BSI Bank operated as a private bank in Singapore under a merchant banking license since November 2005. It is a wholly-owned subsidiary of BSI SA headquartered in Switzerland, which was founded in 1873.Swiss financial regulators have opened criminal proceedings against the country's BSI bank over links to corruption allegations against Malaysia's 1MDB fund.

BSI chief executive Stefano Coduri has resigned with immediate effect. 

Swiss prosecutors said 

the probe was "based on information revealed by the criminal proceedings related to 1MDB".

1MDB is faced with multiple international investigations around the world into allegations of corruption.

Switzerland's Office of the Attorney General (OAG) said it had information suggesting "the offences of money laundering and bribery of foreign public officials currently under investigation in the context of the 1MDB case could have been prevented" by BSI.

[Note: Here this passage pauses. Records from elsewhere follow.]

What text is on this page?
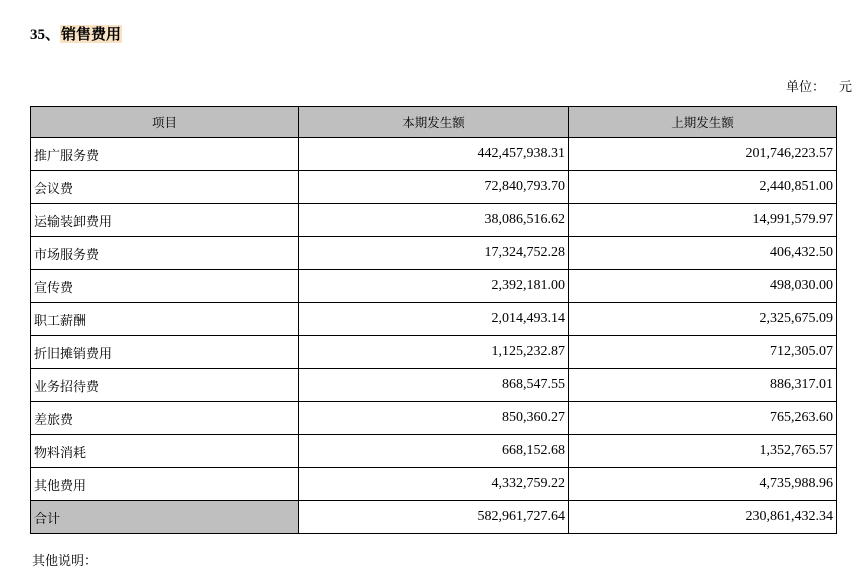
35、销售费用
单位： 元
项目	本期发生额	上期发生额
推广服务费	442,457,938.31	201,746,223.57
会议费	72,840,793.70	2,440,851.00
运输装卸费用	38,086,516.62	14,991,579.97
市场服务费	17,324,752.28	406,432.50
宣传费	2,392,181.00	498,030.00
职工薪酬	2,014,493.14	2,325,675.09
折旧摊销费用	1,125,232.87	712,305.07
业务招待费	868,547.55	886,317.01
差旅费	850,360.27	765,263.60
物料消耗	668,152.68	1,352,765.57
其他费用	4,332,759.22	4,735,988.96
合计	582,961,727.64	230,861,432.34
其他说明：
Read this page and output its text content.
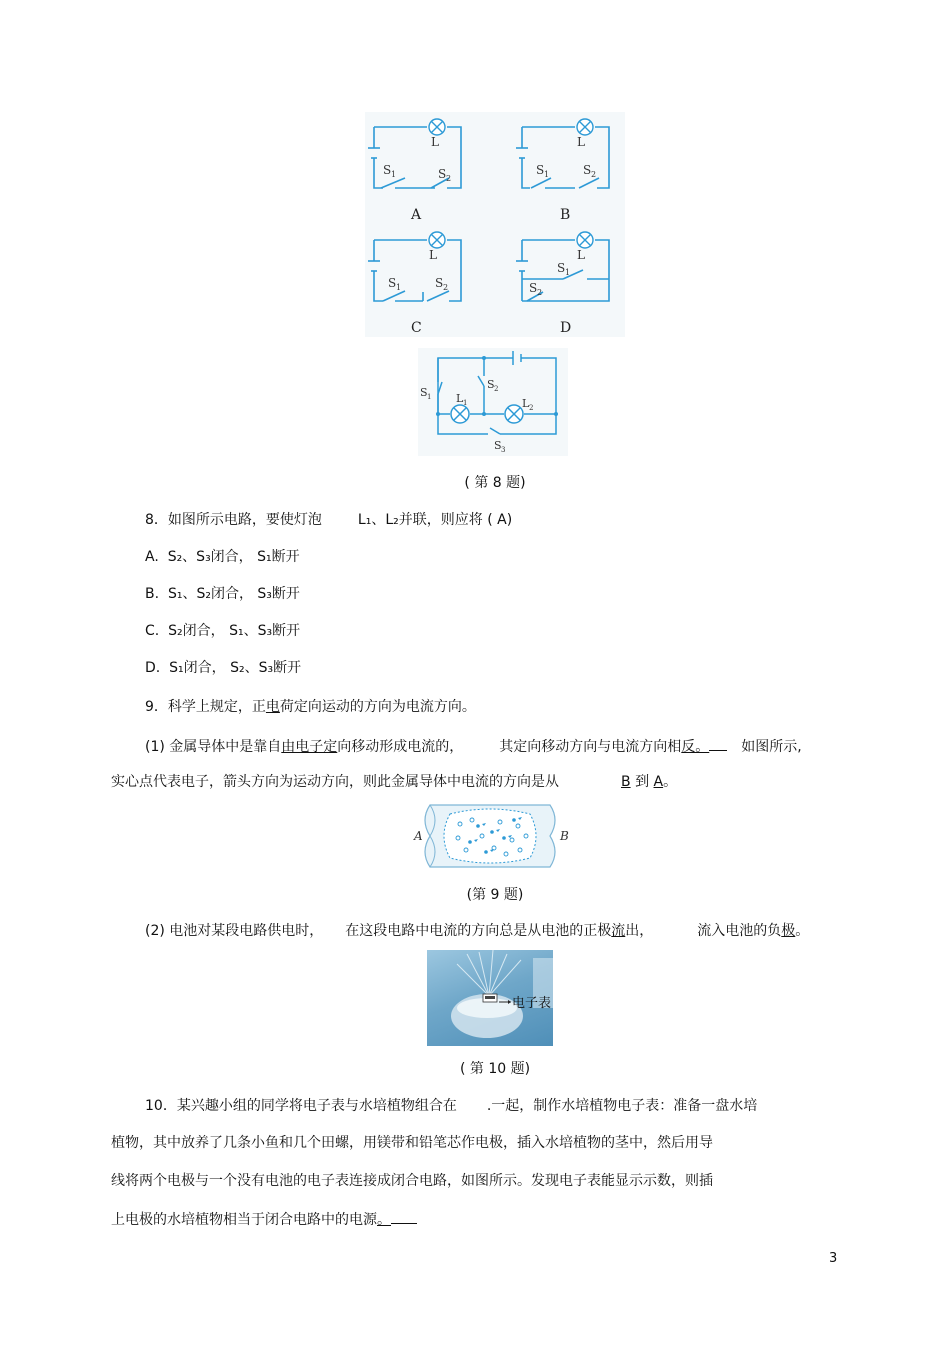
L	L
L	L
S 1	S 2
S 1	S 2
S 1	S 2
S 1
S 2
A	B
C	D
S 1
S 2
S 3
L 1	L 2
( 第 8 题)
8．如图所示电路，要使灯泡	L₁、L₂并联，则应将 ( A)
A. S₂、S₃闭合， S₁断开
B. S₁、S₂闭合， S₃断开
C. S₂闭合， S₁、S₃断开
D. S₁闭合， S₂、S₃断开
9．科学上规定，正电荷定向运动的方向为电流方向。
(1) 金属导体中是靠自由电子定向移动形成电流的，	其定向移动方向与电流方向相反。 如图所示,
实心点代表电子，箭头方向为运动方向，则此金属导体中电流的方向是从	B 到 A。
A	B
(第 9 题)
(2) 电池对某段电路供电时， 在这段电路中电流的方向总是从电池的正极流出，	流入电池的负极。
电子表
( 第 10 题)
10．某兴趣小组的同学将电子表与水培植物组合在 .一起，制作水培植物电子表：准备一盘水培
植物，其中放养了几条小鱼和几个田螺，用镁带和铅笔芯作电极，插入水培植物的茎中，然后用导
线将两个电极与一个没有电池的电子表连接成闭合电路，如图所示。发现电子表能显示示数，则插
上电极的水培植物相当于闭合电路中的电源。
3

In a statement, BSI said it would co-operate with the investigation and described the case as "legacy issues and removing uncertainty for clients and staff in relation to 1MDB".

BSI is a private bank, offering services to high-net-worth individuals, and was founded in Lugano, Switzerland, in 1873. At the end of 2015 the bank was looking after total client assets of 84.3bn Swiss francs (£85bn; £58.5bn).

It employs roughly 2,000 people, with about two-thirds of them employed in Switzerland. About 300 of that total staff figure work in Asia.

Until two years ago it was owned by Italian insurer Generali Group, who in July 2014 sold it to the banking unit of BTG Pactual Group of Brazil.

Earlier this year BTG Pactual agreed to sell BSI to Swiss-based EFG International for 1.33bn Swiss francs ($1.34bn; £922m).

Once the deal is completed, BSI will be fully integrated into EFG.

In its last annual report BSI said that 2015 had been "a very challenging year in many respects".

It also said that it had "successfully supported" its clientele "in the voluntary disclosure process" and improved its "risk and compliance culture".